Nel bagno di quel ristorante aleggiava l’ odore del
detergente e dello scadente sapone che avevano usato per riempire le vaschette
accanto ai lavandini.
Anche con la porta chiusa poteva sentire in lontananza il
rumore delle posate contro la porcellana e le voci concitate dei clienti.
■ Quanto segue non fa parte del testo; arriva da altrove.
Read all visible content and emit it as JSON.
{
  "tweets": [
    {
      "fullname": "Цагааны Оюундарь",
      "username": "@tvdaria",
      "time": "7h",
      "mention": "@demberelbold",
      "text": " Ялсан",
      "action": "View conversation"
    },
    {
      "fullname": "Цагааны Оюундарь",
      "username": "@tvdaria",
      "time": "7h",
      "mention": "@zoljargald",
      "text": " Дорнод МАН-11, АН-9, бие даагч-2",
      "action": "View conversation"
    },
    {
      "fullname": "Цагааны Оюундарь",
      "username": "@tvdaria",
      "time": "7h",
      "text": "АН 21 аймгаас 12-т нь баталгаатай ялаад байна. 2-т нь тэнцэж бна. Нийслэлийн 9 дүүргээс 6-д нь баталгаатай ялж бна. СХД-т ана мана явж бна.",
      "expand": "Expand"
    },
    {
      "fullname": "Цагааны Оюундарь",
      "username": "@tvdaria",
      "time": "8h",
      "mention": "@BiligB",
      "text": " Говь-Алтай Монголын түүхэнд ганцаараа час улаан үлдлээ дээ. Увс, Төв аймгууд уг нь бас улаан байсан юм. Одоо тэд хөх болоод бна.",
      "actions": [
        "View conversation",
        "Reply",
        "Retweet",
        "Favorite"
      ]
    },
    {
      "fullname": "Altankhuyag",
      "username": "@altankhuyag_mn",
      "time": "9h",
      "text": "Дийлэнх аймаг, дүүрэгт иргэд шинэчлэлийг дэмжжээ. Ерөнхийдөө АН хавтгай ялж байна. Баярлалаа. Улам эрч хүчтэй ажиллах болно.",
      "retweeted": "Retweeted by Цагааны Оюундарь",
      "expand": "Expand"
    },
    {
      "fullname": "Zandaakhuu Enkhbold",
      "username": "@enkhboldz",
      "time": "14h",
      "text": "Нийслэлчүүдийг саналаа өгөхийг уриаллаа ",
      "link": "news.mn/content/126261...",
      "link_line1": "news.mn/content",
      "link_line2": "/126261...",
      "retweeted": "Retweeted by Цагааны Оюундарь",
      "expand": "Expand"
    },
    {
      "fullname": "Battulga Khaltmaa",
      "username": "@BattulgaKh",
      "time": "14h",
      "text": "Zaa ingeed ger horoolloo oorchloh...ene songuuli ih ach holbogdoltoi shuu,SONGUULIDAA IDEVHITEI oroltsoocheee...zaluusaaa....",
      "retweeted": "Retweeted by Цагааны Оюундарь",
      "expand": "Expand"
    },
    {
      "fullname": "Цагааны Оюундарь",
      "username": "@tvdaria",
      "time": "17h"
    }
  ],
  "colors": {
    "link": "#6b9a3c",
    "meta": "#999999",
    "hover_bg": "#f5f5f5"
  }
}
Con la mano tremante aprì la porta del gabinetto delle
signore chiudendosi dentro.
La serratura fece un sonoro clack cambiando la scritta sopra la toppa del bagno da libero ad
occupato.
Stette per qualche secondo ad osservare le mattonelle di un
bianco sporco che ricoprivano fino ad un metro e mezzo il muro fregiato dalle
scritte a pennarello del piccolo WC, nonostante l’ odore di candeggina
così forte la sporcizia era visibile ad occhio nudo, tanto che potè distinguere
la maggior parte dell’ impronta di scarpe che aveva attraversato il
pavimento diventato marroncino.
La mano che era ancora appoggiata sulla maniglia ebbe un
tremito più forte, prima di scivolare lungo i fianchi coperti dai stretti
jeans.
Il torace iniziò ad essere scosso da dei piccoli sussulti
trattenuti a stento, non aveva ne la volontà ne la forza di fermarli.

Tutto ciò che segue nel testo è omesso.